スポーツビジネスの最新トレンドについて


北谷賢司

Kenji Kitatani
金沢工業大学虎ノ門大学院教授 AEG アジア担当EVP 兼 日本代表

――スポーツビジネスの最新トレンドについて
従来、スポーツは地上波、衛星放送、ケーブルテレビによる中継放送の権利を守ることをを原則として、コンテンツの視聴者拡大と価値化が図られてきました。しかし、ブロードバンド、モバイル通信とSNSの普及と、コンテンツのデジタル化により、スポーツ・コンテンツも今や簡単にシェアされてしまいます。更に、その大半は著作権に係わらず無償配布されるので、マネタリゼーションの新たな手法が開拓されなければなりません。また、スポーツ・コンテンツのライブ視聴がSNSと連結した結果、新世代のスポーツファンの期待は「エンゲージング」な体験へと拡がり、スポーツ団体や球団が作成した公式サイトよりファンが自ら構築した「ファンサイトでの噂へ」と人気がシフトします。
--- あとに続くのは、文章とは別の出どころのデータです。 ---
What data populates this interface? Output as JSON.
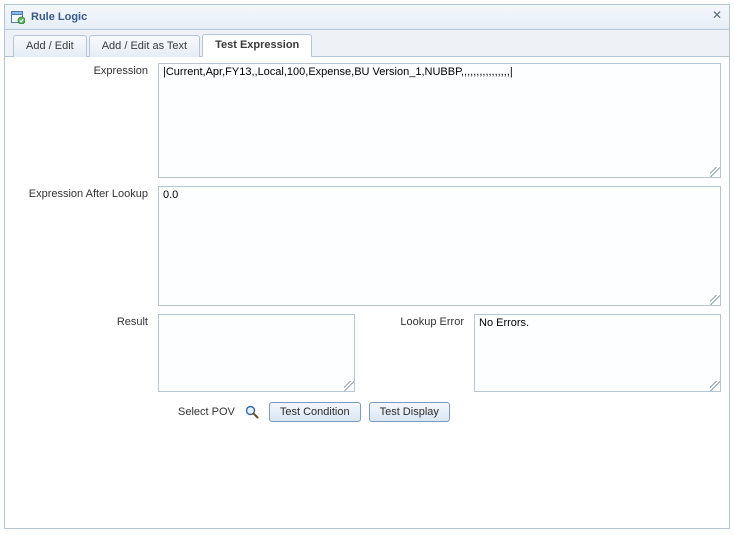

そのために、モバイル通信とWi-Fi機能が充実したスマートスタジアムやスマートアリーナの重要性が高まるのです。

――これからのスタジアム&アリーナのあり方について
エンタテイメント施設は、人里離れたところにぽつんと作られていても、商業的な成功を追求できません。娯楽施設を中核とした総合的な開発ビジネスモデルを目指すべきです。そうでなければ、周辺の飲食商業施設は試合開催時以外の集客は難しくテナント料も期待できません。中核施設以外に、イベントを興行しやすい中小規模の施設を併設し、そのエリアに行けば、いつでも何か観てみたいものが開催されている、東京ドーム・シティのような統合的開発を目指せば良いのです。駅へのアクセスが悪い工場街の中に立派な施設を建設し、その前にはファミレスが二つというような状態では、街の賑わいは構築できません。

――日本スポーツ産業学会に対する期待
学会には、研究者や学生に研究成果を競わせるという旧来の機能があります。それは尊重しながらも、スポーツに関する規模の大きな産学協同プロジェクトを展開、積極的に他領域から実務経験者と研究者を招き入れることで学会の基盤を拡大し、政府の諮問機関などにより積極的に委員を推挙、学会の存在意義を産学官界に認識させられれば良いと思います。その権威付けのためにも、覆面審査方式によるレベルの高い査読研究誌(レフリード・ジャーナル)の編集と発刊が必要ですが、グローバルな検索に認識されるよう、並行して英語サマリー版もWeb展開し、海外への発信力を持つよう成長を遂げられることを期待しています。